Linux でビジネスをする人へ警鐘を鳴らした事件かと.
というコメントを挙げた人もいた.
ユーザコミュニティとビジネスとの関わりのこれからを考える上で
大切なトピックだったことを特筆しておきたい.
1位 : 日本 Linux 協会 (JLA) 発足 (4/1)
JLUG が JLA に発展的に解消したことは, 大きな意味を持って迎えられたようだ.
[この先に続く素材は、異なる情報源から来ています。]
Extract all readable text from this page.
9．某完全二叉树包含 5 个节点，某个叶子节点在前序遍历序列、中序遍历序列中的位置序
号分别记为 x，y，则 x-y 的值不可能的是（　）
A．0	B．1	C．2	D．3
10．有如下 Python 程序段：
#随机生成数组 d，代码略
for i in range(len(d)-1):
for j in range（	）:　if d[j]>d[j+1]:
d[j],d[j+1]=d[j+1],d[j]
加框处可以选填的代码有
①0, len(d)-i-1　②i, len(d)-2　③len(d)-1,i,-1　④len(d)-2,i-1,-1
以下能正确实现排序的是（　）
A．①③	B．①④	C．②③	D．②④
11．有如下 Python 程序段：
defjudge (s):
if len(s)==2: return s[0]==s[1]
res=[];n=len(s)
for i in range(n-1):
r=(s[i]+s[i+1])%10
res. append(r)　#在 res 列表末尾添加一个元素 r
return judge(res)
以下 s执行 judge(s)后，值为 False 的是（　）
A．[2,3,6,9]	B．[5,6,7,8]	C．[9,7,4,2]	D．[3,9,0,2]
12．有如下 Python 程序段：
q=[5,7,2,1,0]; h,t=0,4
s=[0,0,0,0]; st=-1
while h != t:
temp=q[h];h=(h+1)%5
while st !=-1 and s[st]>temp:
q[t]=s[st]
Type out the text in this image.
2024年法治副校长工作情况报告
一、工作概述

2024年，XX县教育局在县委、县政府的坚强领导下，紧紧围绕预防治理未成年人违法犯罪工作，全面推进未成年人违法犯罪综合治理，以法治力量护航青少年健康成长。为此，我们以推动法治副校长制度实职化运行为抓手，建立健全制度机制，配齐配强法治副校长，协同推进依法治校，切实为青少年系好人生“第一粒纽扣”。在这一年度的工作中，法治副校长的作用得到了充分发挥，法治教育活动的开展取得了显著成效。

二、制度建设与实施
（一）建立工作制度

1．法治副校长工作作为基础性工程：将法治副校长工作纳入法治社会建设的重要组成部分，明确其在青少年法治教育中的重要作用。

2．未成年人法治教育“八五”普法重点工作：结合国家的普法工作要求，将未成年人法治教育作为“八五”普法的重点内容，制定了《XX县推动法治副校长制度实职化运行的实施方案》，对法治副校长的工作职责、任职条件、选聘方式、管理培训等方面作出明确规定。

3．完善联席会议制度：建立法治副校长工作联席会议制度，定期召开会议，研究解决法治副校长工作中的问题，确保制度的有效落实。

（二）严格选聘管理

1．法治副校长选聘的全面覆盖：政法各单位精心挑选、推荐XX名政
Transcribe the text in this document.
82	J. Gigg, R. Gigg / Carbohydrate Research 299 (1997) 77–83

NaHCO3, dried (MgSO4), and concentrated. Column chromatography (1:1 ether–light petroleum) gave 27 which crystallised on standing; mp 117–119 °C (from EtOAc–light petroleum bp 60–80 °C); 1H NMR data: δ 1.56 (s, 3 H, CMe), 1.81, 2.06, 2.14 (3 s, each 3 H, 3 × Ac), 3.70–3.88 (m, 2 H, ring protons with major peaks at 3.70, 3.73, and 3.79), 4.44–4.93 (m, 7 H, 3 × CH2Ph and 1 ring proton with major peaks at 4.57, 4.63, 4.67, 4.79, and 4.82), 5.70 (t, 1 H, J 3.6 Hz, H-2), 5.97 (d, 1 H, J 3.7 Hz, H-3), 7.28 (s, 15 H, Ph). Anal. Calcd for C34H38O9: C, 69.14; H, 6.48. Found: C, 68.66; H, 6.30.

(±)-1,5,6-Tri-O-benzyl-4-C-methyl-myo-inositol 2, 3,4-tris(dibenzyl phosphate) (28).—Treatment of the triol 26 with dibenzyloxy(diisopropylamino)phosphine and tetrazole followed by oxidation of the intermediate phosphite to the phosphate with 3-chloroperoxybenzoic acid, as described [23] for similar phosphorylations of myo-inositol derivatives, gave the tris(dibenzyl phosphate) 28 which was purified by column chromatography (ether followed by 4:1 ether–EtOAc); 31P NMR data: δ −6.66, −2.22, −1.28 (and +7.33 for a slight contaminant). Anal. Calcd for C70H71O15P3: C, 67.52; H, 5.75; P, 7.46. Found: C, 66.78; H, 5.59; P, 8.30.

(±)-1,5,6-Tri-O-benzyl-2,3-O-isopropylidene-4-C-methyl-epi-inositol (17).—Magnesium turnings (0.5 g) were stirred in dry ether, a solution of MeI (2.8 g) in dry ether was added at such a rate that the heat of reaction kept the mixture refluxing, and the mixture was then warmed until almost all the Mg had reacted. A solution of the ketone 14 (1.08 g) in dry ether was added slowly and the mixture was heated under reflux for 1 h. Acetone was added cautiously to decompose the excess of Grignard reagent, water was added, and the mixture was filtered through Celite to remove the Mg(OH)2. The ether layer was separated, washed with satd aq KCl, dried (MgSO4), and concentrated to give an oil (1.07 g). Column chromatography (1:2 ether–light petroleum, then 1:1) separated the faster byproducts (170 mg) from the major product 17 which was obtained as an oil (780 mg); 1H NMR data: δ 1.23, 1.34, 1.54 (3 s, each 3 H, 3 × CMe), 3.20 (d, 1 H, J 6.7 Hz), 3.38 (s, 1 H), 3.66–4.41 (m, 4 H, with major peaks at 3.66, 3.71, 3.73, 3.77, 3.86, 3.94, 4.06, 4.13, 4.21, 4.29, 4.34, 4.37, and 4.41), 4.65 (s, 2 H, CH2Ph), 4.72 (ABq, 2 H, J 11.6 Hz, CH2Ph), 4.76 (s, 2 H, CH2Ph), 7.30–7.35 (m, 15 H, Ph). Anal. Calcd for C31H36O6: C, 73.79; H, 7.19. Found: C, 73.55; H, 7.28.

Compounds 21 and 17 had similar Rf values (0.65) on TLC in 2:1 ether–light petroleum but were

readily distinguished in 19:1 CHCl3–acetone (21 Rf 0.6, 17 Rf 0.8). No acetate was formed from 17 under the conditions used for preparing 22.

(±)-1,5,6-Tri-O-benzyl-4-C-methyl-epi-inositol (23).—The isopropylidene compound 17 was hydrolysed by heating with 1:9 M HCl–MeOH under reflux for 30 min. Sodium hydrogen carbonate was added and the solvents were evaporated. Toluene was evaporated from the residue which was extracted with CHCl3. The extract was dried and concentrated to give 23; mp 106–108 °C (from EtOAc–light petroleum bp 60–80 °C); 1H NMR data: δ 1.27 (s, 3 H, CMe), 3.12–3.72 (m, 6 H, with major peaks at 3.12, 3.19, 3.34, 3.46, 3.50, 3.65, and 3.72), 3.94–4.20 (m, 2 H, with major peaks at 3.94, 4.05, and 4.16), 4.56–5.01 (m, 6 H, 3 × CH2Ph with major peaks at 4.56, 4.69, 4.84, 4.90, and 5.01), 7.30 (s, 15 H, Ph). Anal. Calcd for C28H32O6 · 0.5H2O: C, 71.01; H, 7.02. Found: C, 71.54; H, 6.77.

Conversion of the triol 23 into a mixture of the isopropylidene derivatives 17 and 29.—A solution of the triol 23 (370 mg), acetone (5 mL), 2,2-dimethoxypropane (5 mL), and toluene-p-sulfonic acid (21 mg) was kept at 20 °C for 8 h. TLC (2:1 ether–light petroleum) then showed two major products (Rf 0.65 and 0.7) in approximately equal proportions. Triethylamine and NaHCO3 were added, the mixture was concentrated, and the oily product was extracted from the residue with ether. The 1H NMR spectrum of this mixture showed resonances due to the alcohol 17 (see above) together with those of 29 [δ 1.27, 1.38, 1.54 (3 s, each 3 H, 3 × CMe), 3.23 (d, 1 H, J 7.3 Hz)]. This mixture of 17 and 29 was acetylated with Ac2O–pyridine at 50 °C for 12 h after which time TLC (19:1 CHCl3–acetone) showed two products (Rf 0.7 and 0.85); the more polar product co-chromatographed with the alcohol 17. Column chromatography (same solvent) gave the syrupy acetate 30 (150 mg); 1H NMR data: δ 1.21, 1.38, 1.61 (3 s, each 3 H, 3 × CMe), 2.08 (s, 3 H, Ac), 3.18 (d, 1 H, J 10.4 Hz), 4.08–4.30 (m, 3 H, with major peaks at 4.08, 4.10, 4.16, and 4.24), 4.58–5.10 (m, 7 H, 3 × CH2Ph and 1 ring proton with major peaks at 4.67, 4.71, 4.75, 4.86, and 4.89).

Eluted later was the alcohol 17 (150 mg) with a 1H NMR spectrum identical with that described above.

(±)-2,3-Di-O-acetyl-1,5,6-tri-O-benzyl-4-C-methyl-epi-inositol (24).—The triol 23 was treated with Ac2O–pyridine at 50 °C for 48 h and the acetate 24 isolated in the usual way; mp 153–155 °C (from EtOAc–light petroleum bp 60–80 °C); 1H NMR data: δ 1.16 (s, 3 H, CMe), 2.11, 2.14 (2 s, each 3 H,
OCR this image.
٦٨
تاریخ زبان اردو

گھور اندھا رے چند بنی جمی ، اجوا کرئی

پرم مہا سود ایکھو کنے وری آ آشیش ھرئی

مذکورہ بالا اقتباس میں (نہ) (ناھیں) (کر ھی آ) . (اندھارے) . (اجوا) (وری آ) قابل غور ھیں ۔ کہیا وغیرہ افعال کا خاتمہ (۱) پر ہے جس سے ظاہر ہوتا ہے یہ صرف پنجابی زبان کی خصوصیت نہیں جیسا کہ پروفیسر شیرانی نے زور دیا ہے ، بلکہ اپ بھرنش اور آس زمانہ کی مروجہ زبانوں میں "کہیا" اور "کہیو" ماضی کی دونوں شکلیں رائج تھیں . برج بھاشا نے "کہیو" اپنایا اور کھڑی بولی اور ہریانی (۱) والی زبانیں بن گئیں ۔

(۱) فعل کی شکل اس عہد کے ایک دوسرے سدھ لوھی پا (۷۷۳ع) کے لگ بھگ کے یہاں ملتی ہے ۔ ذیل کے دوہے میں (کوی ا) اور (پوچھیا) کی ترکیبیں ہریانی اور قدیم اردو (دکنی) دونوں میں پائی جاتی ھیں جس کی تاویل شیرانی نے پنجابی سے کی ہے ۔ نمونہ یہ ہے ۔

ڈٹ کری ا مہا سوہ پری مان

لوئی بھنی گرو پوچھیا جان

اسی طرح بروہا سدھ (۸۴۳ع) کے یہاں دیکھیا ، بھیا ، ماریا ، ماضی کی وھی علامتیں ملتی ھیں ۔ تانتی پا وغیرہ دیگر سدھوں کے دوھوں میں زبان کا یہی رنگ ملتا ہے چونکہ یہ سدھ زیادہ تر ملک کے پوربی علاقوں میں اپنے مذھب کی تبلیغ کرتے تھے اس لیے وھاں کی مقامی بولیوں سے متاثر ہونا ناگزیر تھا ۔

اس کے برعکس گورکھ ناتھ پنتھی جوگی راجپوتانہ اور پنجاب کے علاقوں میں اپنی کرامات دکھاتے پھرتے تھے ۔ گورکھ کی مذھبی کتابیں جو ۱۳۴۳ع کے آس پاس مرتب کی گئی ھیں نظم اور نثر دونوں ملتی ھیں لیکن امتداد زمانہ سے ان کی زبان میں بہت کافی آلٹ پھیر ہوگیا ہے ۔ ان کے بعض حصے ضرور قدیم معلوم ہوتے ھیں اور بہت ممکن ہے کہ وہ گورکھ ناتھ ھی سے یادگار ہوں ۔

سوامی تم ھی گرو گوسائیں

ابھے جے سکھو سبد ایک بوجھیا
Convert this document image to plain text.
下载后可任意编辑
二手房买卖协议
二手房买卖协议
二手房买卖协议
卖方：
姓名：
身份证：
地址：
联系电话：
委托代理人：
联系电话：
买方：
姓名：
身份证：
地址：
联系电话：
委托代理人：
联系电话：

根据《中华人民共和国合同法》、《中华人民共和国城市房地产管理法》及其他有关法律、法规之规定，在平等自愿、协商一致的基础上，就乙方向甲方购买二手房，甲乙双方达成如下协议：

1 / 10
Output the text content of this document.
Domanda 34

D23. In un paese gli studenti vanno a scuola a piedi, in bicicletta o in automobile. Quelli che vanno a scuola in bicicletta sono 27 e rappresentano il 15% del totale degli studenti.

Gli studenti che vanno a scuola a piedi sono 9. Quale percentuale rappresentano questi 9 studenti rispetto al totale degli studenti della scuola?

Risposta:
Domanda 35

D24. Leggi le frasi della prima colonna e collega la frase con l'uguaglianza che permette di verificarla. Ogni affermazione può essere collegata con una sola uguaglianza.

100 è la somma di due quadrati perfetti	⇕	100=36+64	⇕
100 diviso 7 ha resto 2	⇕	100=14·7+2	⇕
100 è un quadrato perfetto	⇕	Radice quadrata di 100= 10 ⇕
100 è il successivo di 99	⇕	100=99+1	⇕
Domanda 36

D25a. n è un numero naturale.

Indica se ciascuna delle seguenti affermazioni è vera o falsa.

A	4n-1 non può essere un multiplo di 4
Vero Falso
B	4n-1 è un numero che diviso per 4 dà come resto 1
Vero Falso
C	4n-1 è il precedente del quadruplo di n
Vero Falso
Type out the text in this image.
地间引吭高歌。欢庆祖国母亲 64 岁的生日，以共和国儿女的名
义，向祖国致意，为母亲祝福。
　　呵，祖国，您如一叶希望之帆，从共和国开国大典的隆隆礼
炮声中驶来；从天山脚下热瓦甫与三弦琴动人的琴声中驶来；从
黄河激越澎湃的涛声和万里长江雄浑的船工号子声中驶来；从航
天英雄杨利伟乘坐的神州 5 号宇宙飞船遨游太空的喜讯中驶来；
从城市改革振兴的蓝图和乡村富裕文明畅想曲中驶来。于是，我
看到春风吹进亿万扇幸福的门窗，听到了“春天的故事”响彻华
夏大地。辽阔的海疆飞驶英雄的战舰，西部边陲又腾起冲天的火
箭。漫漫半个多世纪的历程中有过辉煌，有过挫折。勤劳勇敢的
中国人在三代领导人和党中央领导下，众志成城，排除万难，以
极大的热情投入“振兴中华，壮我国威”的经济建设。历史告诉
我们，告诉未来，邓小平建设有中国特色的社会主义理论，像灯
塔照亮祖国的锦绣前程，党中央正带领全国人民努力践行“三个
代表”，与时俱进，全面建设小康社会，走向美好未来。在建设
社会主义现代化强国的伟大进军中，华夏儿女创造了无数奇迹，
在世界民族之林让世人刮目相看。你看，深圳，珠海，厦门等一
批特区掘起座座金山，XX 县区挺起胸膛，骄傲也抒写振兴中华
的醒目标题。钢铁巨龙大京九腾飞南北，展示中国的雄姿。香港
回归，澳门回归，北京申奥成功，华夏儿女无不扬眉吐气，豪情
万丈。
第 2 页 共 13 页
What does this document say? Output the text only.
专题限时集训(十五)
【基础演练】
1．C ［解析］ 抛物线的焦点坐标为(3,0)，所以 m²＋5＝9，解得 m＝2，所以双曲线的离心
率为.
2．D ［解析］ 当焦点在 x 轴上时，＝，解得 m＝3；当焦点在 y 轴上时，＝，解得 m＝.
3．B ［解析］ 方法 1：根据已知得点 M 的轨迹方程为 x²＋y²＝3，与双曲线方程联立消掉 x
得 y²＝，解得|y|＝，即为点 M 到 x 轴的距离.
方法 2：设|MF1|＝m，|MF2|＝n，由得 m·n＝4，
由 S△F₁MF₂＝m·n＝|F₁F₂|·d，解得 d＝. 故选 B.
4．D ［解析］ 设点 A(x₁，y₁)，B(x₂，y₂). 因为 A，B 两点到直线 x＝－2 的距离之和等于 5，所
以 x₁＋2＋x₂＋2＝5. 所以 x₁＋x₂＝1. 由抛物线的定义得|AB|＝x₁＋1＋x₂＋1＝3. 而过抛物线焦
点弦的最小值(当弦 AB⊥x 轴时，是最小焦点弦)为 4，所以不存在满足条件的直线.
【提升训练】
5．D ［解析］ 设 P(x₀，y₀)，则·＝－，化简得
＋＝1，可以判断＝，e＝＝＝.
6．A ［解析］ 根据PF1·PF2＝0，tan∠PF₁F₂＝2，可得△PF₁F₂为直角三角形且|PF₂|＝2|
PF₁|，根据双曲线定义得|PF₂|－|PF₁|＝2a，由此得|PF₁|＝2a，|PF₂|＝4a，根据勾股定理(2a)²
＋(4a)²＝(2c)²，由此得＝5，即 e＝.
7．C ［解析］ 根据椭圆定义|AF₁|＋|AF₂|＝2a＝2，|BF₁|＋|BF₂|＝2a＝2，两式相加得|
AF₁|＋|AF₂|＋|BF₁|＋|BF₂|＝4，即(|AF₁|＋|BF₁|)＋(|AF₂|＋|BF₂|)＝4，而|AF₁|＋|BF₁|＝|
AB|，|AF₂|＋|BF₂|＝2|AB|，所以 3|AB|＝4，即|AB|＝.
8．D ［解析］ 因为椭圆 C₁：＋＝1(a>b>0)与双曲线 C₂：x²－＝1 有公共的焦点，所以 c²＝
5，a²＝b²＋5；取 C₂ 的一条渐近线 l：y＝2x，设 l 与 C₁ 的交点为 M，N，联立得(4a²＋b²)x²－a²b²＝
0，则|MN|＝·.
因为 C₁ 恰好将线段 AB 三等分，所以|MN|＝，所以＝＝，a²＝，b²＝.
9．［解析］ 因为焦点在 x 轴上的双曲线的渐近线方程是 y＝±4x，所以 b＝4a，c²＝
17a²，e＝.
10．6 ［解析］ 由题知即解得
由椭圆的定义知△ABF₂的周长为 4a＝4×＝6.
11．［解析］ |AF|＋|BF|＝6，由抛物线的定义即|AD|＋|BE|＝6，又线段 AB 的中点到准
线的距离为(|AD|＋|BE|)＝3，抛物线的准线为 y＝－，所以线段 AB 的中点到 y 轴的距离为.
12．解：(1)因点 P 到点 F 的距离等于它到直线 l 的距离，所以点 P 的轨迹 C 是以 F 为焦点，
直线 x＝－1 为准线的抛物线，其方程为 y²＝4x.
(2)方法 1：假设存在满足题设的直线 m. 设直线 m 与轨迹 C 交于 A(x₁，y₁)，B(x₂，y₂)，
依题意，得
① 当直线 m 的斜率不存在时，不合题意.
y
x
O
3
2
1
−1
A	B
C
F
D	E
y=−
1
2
JLA はコミュニティメンバーとの関わりが深いことを反映してのものだろう.
- ユーザコミュニティが日本の Linux 関連の中心にこれからもいる,
というシンボリックな意味はやっぱり大きいのではないかと思います.
- Linux をめぐって企業とコミュニティの間がうまく行っていない
国々の話を耳にするにつけ,
JLA の softlanding を喜び, 発展を期待したい.
- 一人孤独に Linux で遊んでいたころに誕生した JLUG が
Linux 環境の変化に対応してその形を変えたことに感慨を覚える.
- 国内的には, やっぱりこれかなぁと.
LC99 で admin のみなさんがサーバーの運用について真剣に
議論されているのを拝見して,
「ああ, こういうことをできるようにするために JLA が誕生したのだな」
などと寝不足の頭でボンヤリと考えたりしてました.
- アマチュアとビジネス界を包含する(ための)団体が,
主にアマチュアのコミュニティ側からできた.
これが逆だったら… って思うと怖い.
- これもビジネス面からの見方かもしれませんが,
やはり法人団体までできたというのはいいことかと.
- 法人としてこのような団体ができたことは,
あらゆる面で意義あることでしょう.
- まあいろいろありますが, 一つのニュースではあるでしょうね.
今後に大きな期待をしつつ, 自身もがんばらねば… というところです.
- やはり, JLAの今後に期待したい.
このように期待をかけられている JLA が,
今後どのように活動を進めていくのかが注視されていると言える.
編注 : 1999 年 12 月現在,
JLAは法人団体ではなく, 任意団体です.
おわりに
結果は順当な線だったと考えているが, いかがだろうか.
みなさんの考えるものと一致する部分もあるだろうし,
そうでない部分もあるだろうが, 楽しく読んでもらえれば幸いだ.
ただ 1 月のニュースである「カーネル 2.2 リリース」や「Oracle8 for Linux」
などは, 今年のニュースだったのか? とやや意外に感じられることも事実だろう.
Linux を取り巻くニュースの流れがそれだけ速いことを物語っている.
2000 年は, どのようなニュースが www.linux.or.jp のトップページを
飾ることになるのだろうか. 先のことは誰にもまったく予想できないが,
Webmasters としては, 最新のニュースをすばやくお知らせできるように
着実に活動を進めていきたい.
(Webmasters メンバー一同 = < webmaster@linux.or.jp >)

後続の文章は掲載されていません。